Le moins qu’on puisse dire est que ces législatives sont sorties de leur cadre légal car ne répondant à aucune norme démocratique malgré les satisfécits, beats, surprenants et suspect de la CEDEAO, de l’Union Africaine, de l’union européenne à travers Madame Catherine Ashton et du très controversé Ambassadeur des Etats-Unis au Togo, Robert Whitehead  qui va jusqu’à féliciter la Commission Electorale Nationale Indépendante (CENI)  pour « l’organisation des ces élections » et « invite les partis les partis politiques à respecter la volonté du peuple togolais ». Une déclaration qui continue de  susciter un véritable tollé ici car la volonté du peuple togolais est de se débarrasser de cette dictature féroce au moins par les urnes  et non de la voir se perpétuer comme semble le savoir ce diplomate trop admiratif d’un régime autant décrié pour des intérêts obscurs.

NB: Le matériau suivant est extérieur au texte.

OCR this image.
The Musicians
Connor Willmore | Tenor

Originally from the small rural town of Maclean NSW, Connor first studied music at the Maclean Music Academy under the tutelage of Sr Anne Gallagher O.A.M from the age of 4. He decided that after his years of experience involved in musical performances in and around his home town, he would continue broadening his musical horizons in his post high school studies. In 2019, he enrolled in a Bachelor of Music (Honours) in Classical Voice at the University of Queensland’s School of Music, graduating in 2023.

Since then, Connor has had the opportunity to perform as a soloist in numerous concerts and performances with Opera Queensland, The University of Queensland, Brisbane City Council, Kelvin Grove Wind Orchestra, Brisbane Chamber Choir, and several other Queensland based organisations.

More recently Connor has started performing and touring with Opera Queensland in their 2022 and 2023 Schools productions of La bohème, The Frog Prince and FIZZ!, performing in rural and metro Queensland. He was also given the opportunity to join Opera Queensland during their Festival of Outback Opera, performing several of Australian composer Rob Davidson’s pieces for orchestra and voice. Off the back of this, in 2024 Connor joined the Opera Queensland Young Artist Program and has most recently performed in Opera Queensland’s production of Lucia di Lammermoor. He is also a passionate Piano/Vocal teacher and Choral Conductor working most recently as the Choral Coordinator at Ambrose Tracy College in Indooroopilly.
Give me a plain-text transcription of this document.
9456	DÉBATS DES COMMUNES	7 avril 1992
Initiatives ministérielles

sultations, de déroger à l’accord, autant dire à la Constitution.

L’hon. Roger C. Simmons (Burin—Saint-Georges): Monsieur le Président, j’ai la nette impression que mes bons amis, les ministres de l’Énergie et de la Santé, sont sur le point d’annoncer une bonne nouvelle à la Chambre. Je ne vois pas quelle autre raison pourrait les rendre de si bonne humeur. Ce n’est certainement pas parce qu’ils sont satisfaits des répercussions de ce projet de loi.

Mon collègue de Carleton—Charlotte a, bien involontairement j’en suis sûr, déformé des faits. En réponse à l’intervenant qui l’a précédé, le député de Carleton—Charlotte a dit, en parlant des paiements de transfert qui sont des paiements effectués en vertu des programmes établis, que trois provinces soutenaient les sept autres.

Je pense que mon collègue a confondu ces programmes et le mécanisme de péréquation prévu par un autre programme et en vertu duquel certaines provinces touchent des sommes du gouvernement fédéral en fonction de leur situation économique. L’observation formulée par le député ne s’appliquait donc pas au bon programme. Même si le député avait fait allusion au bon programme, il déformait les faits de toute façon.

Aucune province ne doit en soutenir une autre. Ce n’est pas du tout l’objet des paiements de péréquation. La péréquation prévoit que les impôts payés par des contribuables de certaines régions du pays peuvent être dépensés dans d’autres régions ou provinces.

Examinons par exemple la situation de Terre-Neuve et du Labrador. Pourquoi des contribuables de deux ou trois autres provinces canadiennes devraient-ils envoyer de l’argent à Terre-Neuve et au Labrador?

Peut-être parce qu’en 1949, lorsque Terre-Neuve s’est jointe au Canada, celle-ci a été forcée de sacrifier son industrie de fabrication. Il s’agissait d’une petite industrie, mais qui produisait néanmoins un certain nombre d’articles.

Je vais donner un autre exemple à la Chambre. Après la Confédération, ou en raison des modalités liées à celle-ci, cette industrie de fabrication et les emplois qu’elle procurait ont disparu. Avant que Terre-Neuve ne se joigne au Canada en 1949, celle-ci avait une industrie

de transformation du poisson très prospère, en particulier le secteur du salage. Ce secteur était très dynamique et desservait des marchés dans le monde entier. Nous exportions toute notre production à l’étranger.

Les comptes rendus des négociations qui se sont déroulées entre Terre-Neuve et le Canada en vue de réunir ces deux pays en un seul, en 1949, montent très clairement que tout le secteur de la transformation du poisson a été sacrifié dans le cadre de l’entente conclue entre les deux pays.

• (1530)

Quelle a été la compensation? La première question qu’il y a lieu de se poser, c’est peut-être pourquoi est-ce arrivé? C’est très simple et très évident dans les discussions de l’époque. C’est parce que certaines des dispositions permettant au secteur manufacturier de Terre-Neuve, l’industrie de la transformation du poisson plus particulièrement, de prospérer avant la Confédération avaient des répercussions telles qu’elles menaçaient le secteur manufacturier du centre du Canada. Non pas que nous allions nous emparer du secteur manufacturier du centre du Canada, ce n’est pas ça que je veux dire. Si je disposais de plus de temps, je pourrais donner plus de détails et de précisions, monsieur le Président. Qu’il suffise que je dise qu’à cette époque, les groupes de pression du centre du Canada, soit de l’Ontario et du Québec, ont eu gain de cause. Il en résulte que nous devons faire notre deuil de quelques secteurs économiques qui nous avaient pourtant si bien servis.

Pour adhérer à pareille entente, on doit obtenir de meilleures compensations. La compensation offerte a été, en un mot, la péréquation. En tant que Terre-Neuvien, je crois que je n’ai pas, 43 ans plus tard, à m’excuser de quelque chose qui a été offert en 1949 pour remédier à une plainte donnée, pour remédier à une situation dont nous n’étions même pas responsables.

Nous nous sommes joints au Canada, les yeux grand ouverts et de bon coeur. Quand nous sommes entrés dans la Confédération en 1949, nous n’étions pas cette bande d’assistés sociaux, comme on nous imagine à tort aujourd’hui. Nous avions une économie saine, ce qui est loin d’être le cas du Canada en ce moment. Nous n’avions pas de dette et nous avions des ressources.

Les âmes sensées savent tous que ces législatives comme tous les autres scrutins ne sont pas crédibles.  116 000 bulletins nuls enregistrés. Pour la CENI  plus d’un 1/4 des togolais ne savent pas voter en 2013, une insulte aux citoyens en âge de voter, une commission électorale taillée sur mesure avec la part belle au parti au pouvoir, des bourrages d’urnes, des achats de conscience, des bureaux de vote fictifs, l’enrôlement des mineurs et étrangers, des cartes d’électeurs avec la signature d’un ancien président de cette institution,  pour ne parler que de ces graves anomalies.

Comment comprendre que Gilchrist Olympio avec son parti l’UFC, en seulement trois ans de mariage avec le régime de Faure Gnassingbé, que les togolais ont considéré comme une trahison,   soient sévèrement sanctionnés avec trois petits sièges à la prochaine assemblée nationale et que le pouvoir  dynastique des Gnassingbé qui oppresse les togolais depuis près de 50 ans se retrouve comme par magie avec 62 députés ? Le bon sens voudrait au moins qu’on se rende compte du paradoxe. Lire le reste de cette entrée »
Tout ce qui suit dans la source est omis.